Es preferible saber a dónde ir y no cómo, que cómo ir y no adónde
Todo parece indicar que –como lo han venido haciendo sus mentores hasta ahora- los evaluadores del sistema penal en la Provincia de La Pampa arrimarán sus conclusiones haciendo fuerte hincapié en las denominadas “reformas de segunda generación” creadas en el marco del ya no tan “nuevo” paradigma de gestión pública (New Public Management), variante cosmética del Consenso de Washington y sus duras políticas neoliberales de reconversión del Estado.
Estas reformas hacen eje, vale recordarlo, fundamentalmente en dos aspectos: la tecnología y la cultura de los operadores. En ambos casos, la vaguedad de los términos apura una aclaración. En la lectura del NPM las reformas de diverso tipo –en este caso, de un sistema de persecución y enjuiciamiento penal- serían ideológicamente neutras.
Nadie, con un mínimo de honestidad intelectual, podría compartir esa interesada y direccionada simplificación.
Por el contrario, la reforma procesal es esencialmente política e ideológica y sólo complementaria y secundariamente amerita una discusión sobre aspectos de gestión concebidos como una prefiguración empresarial de variantes cotidianas. Pondremos como ejemplo una de ellas, por aberrante: la defensa penal pública debe funcionar como un estudio jurídico privado.
La traslación mecánica de las lógicas de mercado no solamente pone al descubierto la connotación indisimulable de aparato ideológico y represivo del Estado de los sistemas procesales (aquellos que, vale recordarlo, a diferencia del código penal, “sí le tocan un pelo al delincuente”), sino que demás consigue cancelar una discusión ideológica y político criminal que nadie parece dispuesto a dar porque lo intrincado de la nueva tecnología de poder pone al descubierto otra consecuencia: la colonización cultural de los operadores.
Hace poco más de un año, muy poco tiempo en términos históricos, el Ministerio Público de la Defensa se había hecho eco de los datos que el Superior Tribunal de Justicia había recolectado, y los había puesto en palabras y en conceptos. Pero esa conceptualidad no pretendía compartir el paraguas de complicidades e invulnerabilidad que establece la neutralidad sino que, justamente, aspiraba a poner en evidencia una suerte de alerta de las conciencias colectivas implicadas.
Tres años atrás, y tal como lo subimos a nuestro sitio de facebook (Defensa Pública La Pampa) habíamos convocado infructuosamente a un profundo debate entre todos los actores del sistema.
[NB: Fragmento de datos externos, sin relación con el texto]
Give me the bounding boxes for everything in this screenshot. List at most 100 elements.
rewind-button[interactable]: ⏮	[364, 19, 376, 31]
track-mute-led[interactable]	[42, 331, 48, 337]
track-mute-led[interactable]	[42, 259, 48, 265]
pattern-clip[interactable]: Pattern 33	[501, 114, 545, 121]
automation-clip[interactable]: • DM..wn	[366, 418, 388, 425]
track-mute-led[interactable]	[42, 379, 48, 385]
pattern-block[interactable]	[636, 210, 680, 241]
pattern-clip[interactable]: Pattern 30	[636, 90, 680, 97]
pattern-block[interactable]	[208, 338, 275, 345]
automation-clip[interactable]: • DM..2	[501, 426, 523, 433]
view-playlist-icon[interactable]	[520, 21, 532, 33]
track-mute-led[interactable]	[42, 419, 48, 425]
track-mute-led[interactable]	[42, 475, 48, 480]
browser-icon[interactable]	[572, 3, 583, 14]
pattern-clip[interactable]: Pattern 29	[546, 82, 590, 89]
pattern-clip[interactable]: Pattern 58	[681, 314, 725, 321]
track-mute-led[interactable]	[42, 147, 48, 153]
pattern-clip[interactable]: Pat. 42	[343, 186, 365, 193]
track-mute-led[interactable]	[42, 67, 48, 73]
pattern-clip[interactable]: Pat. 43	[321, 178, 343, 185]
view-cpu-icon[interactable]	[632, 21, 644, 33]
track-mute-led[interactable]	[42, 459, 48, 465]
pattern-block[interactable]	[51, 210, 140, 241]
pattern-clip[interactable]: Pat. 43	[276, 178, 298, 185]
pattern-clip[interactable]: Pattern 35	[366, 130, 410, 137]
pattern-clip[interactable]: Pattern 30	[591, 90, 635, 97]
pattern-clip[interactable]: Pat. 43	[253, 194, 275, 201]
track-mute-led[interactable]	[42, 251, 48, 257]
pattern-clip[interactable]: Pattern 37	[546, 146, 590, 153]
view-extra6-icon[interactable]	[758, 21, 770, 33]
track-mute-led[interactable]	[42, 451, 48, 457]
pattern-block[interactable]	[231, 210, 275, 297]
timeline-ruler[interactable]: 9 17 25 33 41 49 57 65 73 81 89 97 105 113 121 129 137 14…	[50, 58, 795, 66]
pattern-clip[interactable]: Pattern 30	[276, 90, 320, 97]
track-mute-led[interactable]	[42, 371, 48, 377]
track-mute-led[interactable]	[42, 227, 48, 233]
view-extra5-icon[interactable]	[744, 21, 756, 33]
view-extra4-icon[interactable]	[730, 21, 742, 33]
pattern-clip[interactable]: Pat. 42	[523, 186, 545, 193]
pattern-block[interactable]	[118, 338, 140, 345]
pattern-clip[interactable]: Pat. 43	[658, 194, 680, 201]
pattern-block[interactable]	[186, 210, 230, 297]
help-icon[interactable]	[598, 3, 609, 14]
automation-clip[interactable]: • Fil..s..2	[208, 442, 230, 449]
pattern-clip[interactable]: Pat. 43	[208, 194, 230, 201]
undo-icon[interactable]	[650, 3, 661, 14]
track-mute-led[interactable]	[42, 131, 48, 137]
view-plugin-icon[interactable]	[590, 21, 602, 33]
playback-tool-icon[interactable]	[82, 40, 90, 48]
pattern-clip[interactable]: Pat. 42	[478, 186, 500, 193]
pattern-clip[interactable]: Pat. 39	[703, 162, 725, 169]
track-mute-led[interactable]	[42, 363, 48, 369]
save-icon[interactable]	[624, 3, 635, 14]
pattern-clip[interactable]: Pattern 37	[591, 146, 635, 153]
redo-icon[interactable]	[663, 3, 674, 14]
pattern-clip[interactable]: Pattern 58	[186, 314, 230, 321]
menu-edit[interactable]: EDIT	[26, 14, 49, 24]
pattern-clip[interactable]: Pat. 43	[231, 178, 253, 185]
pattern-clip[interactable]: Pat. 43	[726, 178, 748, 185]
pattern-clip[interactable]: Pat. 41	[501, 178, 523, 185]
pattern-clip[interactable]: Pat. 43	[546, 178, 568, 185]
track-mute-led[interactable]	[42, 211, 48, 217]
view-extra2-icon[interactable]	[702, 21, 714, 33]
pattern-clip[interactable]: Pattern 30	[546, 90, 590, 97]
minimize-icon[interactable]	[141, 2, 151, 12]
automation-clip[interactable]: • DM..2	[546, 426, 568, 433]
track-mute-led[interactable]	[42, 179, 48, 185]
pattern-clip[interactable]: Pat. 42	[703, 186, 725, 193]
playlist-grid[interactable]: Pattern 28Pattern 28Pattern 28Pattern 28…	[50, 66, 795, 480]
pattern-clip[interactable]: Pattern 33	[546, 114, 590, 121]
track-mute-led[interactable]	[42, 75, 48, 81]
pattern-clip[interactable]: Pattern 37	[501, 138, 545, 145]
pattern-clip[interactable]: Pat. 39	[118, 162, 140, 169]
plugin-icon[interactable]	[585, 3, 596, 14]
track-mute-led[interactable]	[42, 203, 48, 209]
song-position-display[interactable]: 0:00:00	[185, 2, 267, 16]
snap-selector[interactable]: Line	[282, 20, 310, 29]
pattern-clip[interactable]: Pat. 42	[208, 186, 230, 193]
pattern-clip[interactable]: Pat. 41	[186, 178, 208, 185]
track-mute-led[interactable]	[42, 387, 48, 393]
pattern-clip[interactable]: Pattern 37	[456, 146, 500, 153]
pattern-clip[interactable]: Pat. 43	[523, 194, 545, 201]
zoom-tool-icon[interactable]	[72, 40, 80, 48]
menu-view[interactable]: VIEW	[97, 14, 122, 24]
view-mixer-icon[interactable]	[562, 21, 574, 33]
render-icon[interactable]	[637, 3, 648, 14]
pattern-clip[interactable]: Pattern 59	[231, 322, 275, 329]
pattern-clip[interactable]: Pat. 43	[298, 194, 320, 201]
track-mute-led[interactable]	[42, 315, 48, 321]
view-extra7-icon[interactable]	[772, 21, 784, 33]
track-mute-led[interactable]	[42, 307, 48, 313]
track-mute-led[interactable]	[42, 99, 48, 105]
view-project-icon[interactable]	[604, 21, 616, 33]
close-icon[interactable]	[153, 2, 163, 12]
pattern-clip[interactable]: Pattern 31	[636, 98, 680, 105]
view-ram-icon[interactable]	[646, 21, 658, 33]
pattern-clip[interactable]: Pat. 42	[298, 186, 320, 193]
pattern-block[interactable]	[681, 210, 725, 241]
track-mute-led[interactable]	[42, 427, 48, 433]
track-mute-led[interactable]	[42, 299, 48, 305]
El objetivo era el mismo que todavía hoy nos asedia: comprender la lógica que precede al funcionamiento del sistema, sus enunciados y sus implicaciones cuidadosamente disimuladas o soterradas.
Mientras ello ocurría, la ardua vacuidad del día a día corroía una oportunidad extraordinaria de reforma política. Recordemos, a esta altura, que un código procesal no es ni más ni menos que la Constitución reglamentada.
Por ende, los problemas de implementación, como parece reproducirse en la mayoría de los lugares en los que se operativizó la reforma (objetivo plausible si los hay, si se ponen en claro las pautas ideológicas que deberían regirlo) no son una anomalía, ni responden a una crisis o un déficit en su instrumentación.
A esta altura, inclusive, es más fácil inferir que la colonización de subjetividades se valió de una cultura pre-existente para hacer que el o los códigos funcionen como lo hacen. Y lo hacen bien, si por ello entendemos la habilitación y consolidación de nuevas formas de dominación y control.
Para entender estas contradicciones principales, solamente hay que indagar quién o quiénes han estado detrás de las reformas, quiénes las financiaron, cuáles fueron sus incidencias previas para con gobiernos democráticos en diveroso lugares del mundo y particularmente en América Latina. Preguntarse, por ahora, qué recorrido tuvieron en países con características políticas particularmente complejas (Colombia, por dar un ejemplo,) o problematizar sobre el tipo de prácticas de criminalización que se operó contra ciertos colectivos (mapuches) con la utilización conjunta de las leyes antiterroristas y la racionalidad gestiva que presume de neutralidad manifiesta.